There are many possible ways in which such a democratic socialism could be instituted, but as I see it, one thing seems very clear: it can succeed only to the extent that it involves a high degree of international consultation and cooperation. I am not necessarily advocating "world government," though that too can be implemented in a great many different ways, and certainly need not be "totalitarian," as many might fear. Since the problems will be international in scope, any attempt to implement solutions based on competition between one nation and any others is bound to fall apart, with consequences that could be dire in the extreme. It is capitalism that promotes zero sum competition in any case. Socialism is predicated on cooperation for mutual benefit and it is in that spirit that socialist procedures should be implemented -- on every conceivable scale, from the neighborhood all the way up to the international community as a whole.

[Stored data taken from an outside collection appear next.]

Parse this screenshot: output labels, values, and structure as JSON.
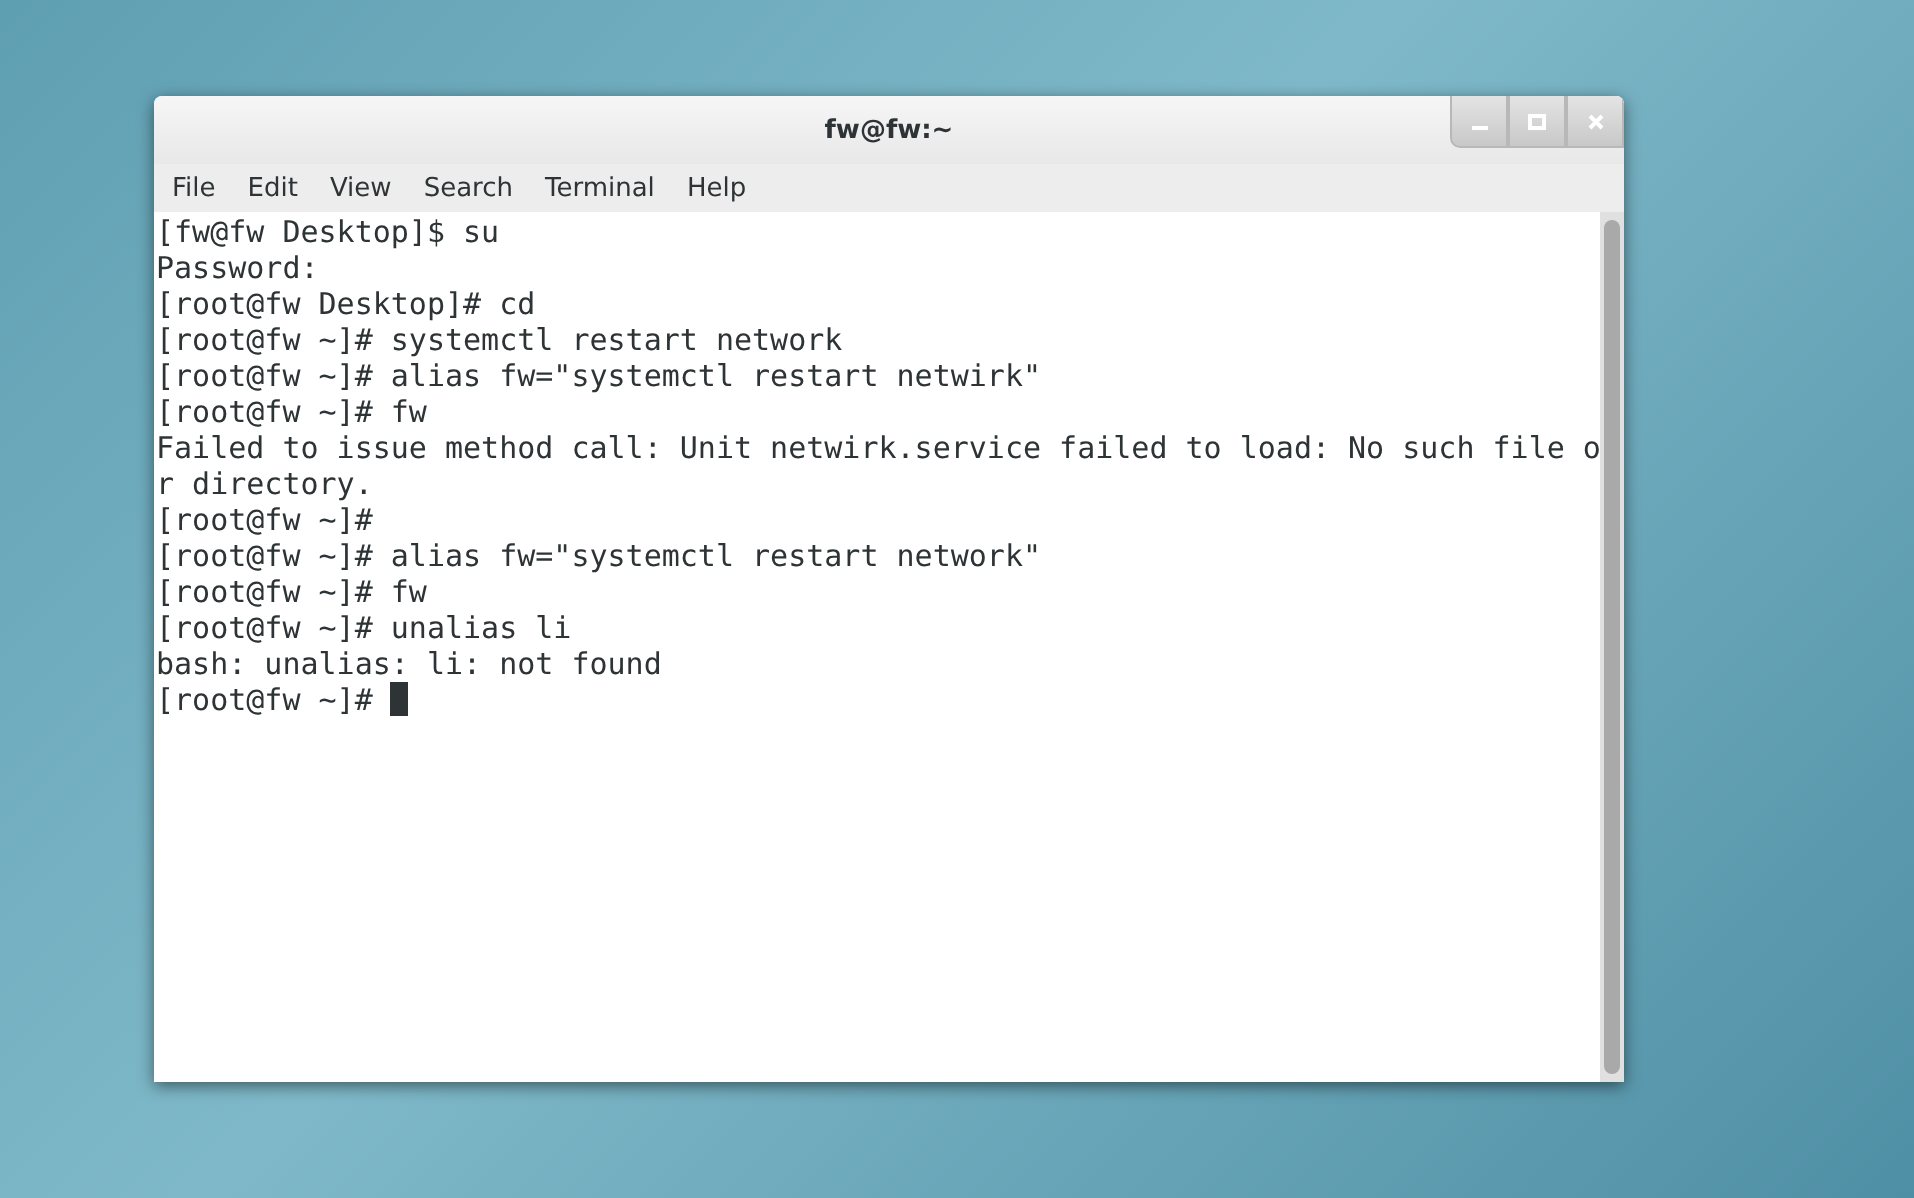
{
  "window": {
    "title": "fw@fw:~"
  },
  "menu": [
    "File",
    "Edit",
    "View",
    "Search",
    "Terminal",
    "Help"
  ],
  "terminal": {
    "lines": [
      "[fw@fw Desktop]$ su",
      "Password:",
      "[root@fw Desktop]# cd",
      "[root@fw ~]# systemctl restart network",
      "[root@fw ~]# alias fw=\"systemctl restart netwirk\"",
      "[root@fw ~]# fw",
      "Failed to issue method call: Unit netwirk.service failed to load: No such file o",
      "r directory.",
      "[root@fw ~]#",
      "[root@fw ~]# alias fw=\"systemctl restart network\"",
      "[root@fw ~]# fw",
      "[root@fw ~]# unalias li",
      "bash: unalias: li: not found",
      "[root@fw ~]# "
    ],
    "cursor_visible": true
  }
}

Is it possible for an economy of international scope to exist in the absence of a monetary system? I.e., without money? This may be the most fascinating question of all and it would be interesting to solicit suggestions from imaginative people everywhere as to how this could be done. I'm sure there are many possible options, all the way from pure, face-to-face barter, to a complex system of international exchange monitored by computers. Whatever form it takes, it will have to be what is called a "managed economy," i.e., an economy based on some sort of planned management scheme, rather than the free flow of money and credit.

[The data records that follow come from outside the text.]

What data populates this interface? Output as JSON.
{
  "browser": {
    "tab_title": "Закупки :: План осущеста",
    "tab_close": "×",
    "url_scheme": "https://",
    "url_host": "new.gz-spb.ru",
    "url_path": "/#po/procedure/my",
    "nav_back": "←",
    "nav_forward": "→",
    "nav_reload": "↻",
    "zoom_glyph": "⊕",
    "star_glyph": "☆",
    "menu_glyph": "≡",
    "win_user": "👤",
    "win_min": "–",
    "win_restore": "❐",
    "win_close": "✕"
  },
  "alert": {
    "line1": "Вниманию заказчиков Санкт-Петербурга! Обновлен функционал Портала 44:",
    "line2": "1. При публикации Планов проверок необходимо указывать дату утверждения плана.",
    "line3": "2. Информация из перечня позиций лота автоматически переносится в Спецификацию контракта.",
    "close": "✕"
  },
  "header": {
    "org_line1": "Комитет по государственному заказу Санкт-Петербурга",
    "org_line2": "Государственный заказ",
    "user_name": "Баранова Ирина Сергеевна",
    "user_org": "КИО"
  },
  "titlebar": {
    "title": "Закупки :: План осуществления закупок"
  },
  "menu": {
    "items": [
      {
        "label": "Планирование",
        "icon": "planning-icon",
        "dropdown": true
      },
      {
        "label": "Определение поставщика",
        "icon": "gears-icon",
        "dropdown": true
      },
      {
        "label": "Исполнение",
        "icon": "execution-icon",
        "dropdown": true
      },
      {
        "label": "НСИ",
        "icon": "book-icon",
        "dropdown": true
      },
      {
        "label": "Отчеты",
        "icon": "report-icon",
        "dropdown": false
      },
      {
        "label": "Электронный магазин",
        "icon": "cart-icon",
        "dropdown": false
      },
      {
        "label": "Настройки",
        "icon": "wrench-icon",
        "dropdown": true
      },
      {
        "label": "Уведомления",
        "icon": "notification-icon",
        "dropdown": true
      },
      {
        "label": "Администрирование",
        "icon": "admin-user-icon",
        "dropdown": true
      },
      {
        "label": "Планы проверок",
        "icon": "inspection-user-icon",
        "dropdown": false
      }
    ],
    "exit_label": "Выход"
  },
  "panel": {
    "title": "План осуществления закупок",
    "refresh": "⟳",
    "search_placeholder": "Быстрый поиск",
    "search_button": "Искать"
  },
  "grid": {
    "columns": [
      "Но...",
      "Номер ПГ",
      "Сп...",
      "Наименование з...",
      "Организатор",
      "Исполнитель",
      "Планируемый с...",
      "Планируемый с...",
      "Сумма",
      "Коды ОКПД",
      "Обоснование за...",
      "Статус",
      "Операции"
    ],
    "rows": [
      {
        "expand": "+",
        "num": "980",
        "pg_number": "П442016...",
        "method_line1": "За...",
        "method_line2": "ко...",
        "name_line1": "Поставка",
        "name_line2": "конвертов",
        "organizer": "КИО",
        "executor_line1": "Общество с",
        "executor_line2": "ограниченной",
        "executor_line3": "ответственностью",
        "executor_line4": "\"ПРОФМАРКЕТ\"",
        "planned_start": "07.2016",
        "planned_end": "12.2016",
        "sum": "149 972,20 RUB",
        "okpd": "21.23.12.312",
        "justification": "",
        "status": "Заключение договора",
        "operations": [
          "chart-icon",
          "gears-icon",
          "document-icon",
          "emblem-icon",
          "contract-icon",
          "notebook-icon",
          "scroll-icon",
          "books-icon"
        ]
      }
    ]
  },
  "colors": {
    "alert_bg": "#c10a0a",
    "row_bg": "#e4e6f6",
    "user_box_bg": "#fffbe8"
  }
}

Many people are suspicious of socialism because they fear any system based on large-scale management. Until recently it was generally assumed that a system based on the "free" flow of money, credit and capital would be more in line with democratic principles than an economy managed by "big government," via a complex bureaucracy. In the light of current events it has become all too clear that this is NOT the case. It was, as we now know, the lack of bureaucracy, in the form of regulation and regulators, that contributed to the problem. If government bureaucracy can be associated with bothersome "red tape," it must now be admitted that red tape is not always such a bad thing.
Returning to the issue of money, and whether or not it is necessary, I'd like to offer the proposition that money was already becoming a thing of the past long before the current crisis. Not only is our monetary system being destroyed, but it may have ultimately become obsolete in any case, as anyone who regularly carries a credit card can easily see. One possible solution to the problems we'll be facing when money (inevitably) loses all meaning, is the possibility of basing an economic system on a practice that was prevalent during World War II (and may in fact have contributed to the economic upswing associated with the aftermath of that horrible event): rationing.
Instead of credit cards, everyone could be issued plastic items that resemble credit cards, but that would actually function as ration cards. Ideally every adult in the world would get one. When you went to make a purchase, you would present your ration card, which would then be electronically connected to a computer system that would determine whether or not you are entitled to make the purchase. Everyone would be entitled to a baseline of ration "points" that would enable that person and his or her children to live in reasonable comfort, i.e., to eat adequately, be adequately clothed, purchase reasonable amounts of gas or other fuel, etc. (Under such a system housing, health care, education, etc. would already be covered, so the rationing system would not apply in such areas). Workers would be given additional points according to the nature of their work, how many hours they work, how difficult or strenuous the work is, how much education is required for their job, etc.
I'm not advocating such a system at this point, just tossing it out for consideration. And also demonstrating that we do have alternatives to money and to the highly destructive "free market" capitalist financial system everyone now seems to think is absolutely necessary.